Attack of the Sensors

Wireless Sensor Networks (WSNs) finds application in a variety of fields, including agriculture, healthcare, and renewable energy. These sensors are used to monitor and record physical conditions such as temperature, humidity, etc.

The increase in the applications of WSNs has made them more vulnerable to attacks such as hacking.

These attacks aim to manipulate the normal functioning of the sensor nodes and thus disrupt the overall signal-processing capabilities of the WSNs.

Hence, there is a need to operate these WSNs in such a way that, in spite of attacks, they can accurately estimate a parameter such as temperature or humidity.

The solution to counteract this problem is to develop consensus algorithms resilient to such attacks. Recently two algorithms based on the consensus+innovations approach have been developed, which ensure both the normal sensors, and the sensors under attack reach consensus over the true value of the parameter to be estimated. However, these algorithms assume bidirectional communication links between the sensor nodes. In many practical scenarios, the power levels at which sensor nodes broadcast information or their interference and noise patterns, differ from node to node. Therefore, the communication between nodes in such cases is unidirectional. For consensus-based algorithms to work properly, it is required to ensure averaging of the information among the agents over time. While for an undirected network, this gets taken care of by network connectivity, it is not that trivial for a network with unidirectional communication. This necessitates the need to scale the information appropriately by introducing proper weights, termed weight balancing, so that, with time, the averaging of the information in the network is facilitated.

In this study conducted by Mr. Shamik Bhattacharyya and Prof. Rachel Kalpana Kalaimani from the Department of Electrical Engineering, Indian Institute of Technology (IIT) Madras, Chennai, India, and Mr. Kiran Rokade from the Electrical and Computer Engineering Department, Cornell University, Ithaca, New York, USA, a resilient distribution estimation algorithm was devised that ensures both the normal sensors and the sensors under attack reach consensus over the true value of the parameter to be estimated even when unidirectional communication exists across the sensors. This algorithm was named the Resilient Estimation through Weight Balancing (REWB) algorithm which achieves averaging on the information in the network, required for the unidirectional case by introducing appropriate weights to scale the information of the nodes, termed weight balancing.
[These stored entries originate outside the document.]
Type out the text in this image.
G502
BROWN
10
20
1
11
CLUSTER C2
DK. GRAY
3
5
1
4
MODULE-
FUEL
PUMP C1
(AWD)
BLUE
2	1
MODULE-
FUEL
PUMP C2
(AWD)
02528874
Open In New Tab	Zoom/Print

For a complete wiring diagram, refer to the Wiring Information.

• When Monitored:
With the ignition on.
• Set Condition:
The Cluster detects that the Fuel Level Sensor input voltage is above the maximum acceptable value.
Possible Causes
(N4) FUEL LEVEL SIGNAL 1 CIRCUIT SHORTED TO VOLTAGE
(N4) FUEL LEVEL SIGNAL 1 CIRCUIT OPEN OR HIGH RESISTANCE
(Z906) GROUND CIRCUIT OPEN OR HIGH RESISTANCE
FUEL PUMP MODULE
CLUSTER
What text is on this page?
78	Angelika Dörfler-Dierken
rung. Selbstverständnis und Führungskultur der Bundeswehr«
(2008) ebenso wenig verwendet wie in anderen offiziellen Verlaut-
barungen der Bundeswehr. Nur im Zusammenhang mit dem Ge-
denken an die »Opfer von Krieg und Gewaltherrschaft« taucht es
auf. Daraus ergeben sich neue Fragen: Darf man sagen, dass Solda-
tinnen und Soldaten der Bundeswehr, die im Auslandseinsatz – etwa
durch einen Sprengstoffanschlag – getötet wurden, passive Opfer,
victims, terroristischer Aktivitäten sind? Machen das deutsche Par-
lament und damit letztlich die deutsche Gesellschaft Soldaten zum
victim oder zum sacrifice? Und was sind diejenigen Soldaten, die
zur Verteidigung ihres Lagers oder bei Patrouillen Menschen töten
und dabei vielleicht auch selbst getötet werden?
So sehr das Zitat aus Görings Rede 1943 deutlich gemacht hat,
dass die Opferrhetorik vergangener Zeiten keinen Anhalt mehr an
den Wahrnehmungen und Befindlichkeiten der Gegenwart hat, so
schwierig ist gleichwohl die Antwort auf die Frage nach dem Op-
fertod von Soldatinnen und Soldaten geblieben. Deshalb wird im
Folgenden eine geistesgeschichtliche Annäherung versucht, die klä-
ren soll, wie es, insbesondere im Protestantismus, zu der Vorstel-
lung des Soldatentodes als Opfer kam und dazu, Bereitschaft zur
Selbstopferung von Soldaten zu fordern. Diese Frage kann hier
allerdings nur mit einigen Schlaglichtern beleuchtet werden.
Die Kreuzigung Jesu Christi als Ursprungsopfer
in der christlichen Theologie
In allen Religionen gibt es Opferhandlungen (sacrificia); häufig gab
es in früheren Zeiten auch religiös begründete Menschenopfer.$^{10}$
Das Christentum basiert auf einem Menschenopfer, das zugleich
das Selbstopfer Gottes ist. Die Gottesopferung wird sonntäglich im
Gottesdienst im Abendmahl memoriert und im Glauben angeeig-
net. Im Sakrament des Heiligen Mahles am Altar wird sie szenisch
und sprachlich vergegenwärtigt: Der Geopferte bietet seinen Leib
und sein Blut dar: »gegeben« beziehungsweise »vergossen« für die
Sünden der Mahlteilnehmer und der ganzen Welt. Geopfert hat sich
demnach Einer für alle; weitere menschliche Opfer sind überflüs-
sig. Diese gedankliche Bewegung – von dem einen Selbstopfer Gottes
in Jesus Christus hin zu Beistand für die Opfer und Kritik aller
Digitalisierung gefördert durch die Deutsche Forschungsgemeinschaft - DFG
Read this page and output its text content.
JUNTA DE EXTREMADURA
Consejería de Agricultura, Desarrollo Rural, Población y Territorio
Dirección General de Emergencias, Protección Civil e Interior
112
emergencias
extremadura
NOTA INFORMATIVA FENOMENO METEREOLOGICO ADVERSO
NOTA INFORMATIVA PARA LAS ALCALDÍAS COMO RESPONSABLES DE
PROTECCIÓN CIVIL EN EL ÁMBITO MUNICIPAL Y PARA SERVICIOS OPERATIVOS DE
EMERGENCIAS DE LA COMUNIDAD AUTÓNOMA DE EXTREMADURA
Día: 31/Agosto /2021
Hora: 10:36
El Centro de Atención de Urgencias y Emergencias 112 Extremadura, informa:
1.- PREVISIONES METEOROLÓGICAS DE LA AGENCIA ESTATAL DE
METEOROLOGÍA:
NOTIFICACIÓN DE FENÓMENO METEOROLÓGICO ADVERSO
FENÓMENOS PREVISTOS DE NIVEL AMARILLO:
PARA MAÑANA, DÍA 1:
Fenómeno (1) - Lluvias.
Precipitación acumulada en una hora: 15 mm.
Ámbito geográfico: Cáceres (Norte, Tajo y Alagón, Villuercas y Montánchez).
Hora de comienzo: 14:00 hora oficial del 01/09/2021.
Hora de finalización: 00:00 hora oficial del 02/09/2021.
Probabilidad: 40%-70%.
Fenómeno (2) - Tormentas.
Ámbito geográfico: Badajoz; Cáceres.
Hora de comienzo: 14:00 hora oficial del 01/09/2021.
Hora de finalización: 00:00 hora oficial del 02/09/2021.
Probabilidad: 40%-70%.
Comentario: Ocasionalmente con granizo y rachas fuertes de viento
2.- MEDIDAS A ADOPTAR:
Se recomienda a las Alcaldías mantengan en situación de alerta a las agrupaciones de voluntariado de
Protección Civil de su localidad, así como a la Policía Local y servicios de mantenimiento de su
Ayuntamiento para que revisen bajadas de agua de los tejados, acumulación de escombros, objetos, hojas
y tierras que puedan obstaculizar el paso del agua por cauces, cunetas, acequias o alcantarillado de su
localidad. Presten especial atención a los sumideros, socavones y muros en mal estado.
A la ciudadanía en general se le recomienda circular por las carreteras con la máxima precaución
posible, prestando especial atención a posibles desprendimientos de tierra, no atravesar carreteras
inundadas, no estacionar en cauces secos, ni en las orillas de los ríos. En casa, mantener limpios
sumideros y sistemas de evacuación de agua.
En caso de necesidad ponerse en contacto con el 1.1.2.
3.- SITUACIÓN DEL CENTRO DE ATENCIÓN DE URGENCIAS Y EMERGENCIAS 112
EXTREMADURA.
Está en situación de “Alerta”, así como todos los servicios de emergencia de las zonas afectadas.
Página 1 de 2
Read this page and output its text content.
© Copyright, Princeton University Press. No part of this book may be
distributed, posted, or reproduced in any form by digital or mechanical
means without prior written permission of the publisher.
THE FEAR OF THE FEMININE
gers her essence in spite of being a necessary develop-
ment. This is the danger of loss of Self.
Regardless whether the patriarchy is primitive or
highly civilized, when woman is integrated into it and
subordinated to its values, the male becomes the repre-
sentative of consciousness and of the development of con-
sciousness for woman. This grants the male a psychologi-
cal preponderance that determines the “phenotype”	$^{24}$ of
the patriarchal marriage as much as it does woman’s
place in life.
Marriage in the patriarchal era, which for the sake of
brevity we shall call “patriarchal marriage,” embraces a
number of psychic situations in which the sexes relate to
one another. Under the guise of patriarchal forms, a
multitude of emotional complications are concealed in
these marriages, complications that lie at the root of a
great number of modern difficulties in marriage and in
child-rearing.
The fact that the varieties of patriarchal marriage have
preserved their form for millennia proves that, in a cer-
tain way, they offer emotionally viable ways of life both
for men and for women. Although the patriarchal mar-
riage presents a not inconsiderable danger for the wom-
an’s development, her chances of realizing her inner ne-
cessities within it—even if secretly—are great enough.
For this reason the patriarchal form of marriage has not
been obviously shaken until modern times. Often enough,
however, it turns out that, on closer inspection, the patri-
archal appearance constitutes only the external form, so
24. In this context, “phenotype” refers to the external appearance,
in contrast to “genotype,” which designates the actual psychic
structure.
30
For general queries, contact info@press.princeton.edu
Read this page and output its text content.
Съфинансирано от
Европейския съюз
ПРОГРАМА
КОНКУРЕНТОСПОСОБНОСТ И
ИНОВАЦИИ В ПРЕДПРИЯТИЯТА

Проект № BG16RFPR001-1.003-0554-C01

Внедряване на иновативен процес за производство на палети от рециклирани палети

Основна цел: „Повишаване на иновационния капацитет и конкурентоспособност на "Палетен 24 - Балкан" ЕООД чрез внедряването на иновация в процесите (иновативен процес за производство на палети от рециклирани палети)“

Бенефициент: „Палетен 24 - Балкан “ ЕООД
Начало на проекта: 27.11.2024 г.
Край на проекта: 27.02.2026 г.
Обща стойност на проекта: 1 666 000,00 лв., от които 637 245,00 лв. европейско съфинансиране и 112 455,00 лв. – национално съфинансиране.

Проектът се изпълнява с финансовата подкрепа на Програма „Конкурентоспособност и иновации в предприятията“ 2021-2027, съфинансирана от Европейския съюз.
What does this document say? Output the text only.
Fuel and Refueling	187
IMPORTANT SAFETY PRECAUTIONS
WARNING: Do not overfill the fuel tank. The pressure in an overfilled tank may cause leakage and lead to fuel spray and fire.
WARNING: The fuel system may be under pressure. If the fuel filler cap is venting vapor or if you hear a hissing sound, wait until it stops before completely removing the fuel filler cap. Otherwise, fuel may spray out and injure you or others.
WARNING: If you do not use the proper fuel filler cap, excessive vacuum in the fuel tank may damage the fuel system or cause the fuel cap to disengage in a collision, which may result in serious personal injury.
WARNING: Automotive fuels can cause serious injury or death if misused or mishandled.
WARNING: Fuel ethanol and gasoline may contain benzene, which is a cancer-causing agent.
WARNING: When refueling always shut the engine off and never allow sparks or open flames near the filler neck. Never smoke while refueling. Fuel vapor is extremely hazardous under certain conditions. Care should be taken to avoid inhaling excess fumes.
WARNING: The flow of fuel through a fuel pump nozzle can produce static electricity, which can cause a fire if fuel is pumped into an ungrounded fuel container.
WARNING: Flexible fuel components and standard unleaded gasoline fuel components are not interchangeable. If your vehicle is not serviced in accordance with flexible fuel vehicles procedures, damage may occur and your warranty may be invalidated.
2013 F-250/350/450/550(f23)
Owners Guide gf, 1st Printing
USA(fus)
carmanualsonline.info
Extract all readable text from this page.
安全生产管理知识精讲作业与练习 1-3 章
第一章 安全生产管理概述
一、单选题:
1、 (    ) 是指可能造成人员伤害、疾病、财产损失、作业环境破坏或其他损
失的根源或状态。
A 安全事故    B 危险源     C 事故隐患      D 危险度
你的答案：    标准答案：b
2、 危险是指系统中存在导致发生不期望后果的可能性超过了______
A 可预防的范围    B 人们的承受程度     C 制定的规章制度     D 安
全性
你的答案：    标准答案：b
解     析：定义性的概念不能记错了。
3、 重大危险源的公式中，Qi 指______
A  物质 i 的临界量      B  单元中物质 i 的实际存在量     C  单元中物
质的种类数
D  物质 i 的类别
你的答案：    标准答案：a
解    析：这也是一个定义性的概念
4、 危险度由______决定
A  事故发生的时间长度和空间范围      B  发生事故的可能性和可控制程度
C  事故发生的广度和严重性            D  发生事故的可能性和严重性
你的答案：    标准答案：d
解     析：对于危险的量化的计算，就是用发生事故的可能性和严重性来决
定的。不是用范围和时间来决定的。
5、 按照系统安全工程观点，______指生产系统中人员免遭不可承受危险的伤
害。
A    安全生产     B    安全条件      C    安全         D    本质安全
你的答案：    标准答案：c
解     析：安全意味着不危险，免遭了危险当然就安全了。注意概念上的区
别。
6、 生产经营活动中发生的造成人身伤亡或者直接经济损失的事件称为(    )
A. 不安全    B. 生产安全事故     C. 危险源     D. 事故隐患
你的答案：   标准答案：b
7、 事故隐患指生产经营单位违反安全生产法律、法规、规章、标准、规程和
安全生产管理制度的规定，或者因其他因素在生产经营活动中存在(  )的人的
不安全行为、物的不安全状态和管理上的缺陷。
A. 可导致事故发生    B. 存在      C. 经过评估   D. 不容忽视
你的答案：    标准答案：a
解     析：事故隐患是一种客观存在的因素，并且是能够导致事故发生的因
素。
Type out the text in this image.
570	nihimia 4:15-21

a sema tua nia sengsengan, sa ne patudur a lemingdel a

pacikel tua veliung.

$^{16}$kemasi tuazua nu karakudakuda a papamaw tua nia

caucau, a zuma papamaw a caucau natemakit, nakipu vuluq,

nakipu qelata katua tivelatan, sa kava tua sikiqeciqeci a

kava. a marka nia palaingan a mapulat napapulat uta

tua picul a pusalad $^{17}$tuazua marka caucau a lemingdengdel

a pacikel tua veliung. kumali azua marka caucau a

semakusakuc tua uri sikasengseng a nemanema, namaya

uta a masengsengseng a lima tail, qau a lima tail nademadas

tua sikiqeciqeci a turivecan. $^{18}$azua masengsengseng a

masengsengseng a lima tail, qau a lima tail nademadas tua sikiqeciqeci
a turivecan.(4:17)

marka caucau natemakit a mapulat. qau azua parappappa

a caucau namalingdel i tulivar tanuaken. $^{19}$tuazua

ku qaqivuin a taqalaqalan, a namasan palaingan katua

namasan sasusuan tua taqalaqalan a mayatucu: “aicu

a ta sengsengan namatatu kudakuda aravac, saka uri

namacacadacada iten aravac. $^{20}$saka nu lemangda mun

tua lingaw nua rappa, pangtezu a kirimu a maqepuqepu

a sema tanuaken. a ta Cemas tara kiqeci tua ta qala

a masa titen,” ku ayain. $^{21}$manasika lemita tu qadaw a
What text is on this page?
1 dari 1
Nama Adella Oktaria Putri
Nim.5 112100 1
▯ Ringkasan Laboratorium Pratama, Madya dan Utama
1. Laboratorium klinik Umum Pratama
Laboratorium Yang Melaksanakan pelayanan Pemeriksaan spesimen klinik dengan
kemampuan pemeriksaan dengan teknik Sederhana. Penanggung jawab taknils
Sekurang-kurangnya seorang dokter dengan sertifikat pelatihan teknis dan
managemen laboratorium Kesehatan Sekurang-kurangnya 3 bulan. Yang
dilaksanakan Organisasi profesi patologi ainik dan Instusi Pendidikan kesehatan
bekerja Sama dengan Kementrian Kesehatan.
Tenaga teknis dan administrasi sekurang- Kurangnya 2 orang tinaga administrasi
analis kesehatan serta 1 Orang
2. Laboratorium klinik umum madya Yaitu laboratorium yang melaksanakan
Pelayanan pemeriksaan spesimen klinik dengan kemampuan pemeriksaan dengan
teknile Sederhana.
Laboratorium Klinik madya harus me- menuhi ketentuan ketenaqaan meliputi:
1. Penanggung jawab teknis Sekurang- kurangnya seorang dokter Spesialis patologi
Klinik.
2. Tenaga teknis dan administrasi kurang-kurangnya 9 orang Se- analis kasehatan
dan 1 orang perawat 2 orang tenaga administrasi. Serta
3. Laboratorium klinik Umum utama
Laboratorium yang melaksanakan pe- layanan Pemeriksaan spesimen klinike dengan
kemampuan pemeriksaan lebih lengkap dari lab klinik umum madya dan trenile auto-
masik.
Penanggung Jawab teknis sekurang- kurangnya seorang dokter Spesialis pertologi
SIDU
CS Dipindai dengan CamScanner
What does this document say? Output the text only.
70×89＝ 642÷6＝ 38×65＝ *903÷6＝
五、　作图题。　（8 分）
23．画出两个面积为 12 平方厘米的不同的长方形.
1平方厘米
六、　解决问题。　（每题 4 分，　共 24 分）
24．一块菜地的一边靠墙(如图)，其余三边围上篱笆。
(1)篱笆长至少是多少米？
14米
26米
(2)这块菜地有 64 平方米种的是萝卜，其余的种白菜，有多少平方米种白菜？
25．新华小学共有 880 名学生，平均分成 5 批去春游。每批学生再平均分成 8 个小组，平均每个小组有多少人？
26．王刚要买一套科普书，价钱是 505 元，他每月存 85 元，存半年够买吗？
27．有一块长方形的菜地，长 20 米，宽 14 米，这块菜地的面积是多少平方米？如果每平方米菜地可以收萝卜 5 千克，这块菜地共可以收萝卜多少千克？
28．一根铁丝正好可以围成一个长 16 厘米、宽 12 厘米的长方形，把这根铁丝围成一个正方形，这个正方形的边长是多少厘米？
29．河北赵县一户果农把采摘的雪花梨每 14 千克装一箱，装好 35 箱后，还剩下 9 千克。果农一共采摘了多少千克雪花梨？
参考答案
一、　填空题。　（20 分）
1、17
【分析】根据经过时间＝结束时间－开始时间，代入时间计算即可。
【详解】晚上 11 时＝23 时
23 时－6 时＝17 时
The REWB algorithm is a distributed estimation algorithm over directed graphs resilient to sensor spoofing type attacks. To the best of the authors’ knowledge, this is the first time that such an algorithm has been devised. The only condition for the sensors to asymptotically converge to the parameter value to be estimated is that the number of sensors affected is less than half of the total number of sensors.

Future works are to consider other models of adversarial attacks.

Dr. Swanand Khare, from the Department of Mathematics, Indian Institute of Technology (IIT) Kharagpur, West Bengal, India, gave his analysis of this study and appreciated the authors’ efforts with the following comments: “In a multi-agent system, distributed estimation of an unknown parameter in the presence of sensor spoofing-type adversarial attacks was previously addressed using bidirectional communication links between agents.

In this paper, Dr. Rachel and her students consider the communication links between agents to be unidirectional, modelled as a directed graph.

To tackle the challenge that a directed graph is not inherently weight-balanced, the authors assign time-varying weights to the nodes and suitably update them to achieve weight-balancing.

Resilience to the manipulation of sensor data by adversaries is achieved by designing the update-law based on the consensus+innovations approach and using a suitable damping term in the innovations part.

Both ideas of weight-balancing and resilience are nicely integrated to develop the novel Resilient Estimation through Weight Balancing (REWB) algorithm, the essential contribution of this paper.

Interestingly, the REWB algorithm achieves the same resilience guarantee for directed graphs as the best-case guarantee for undirected graphs.”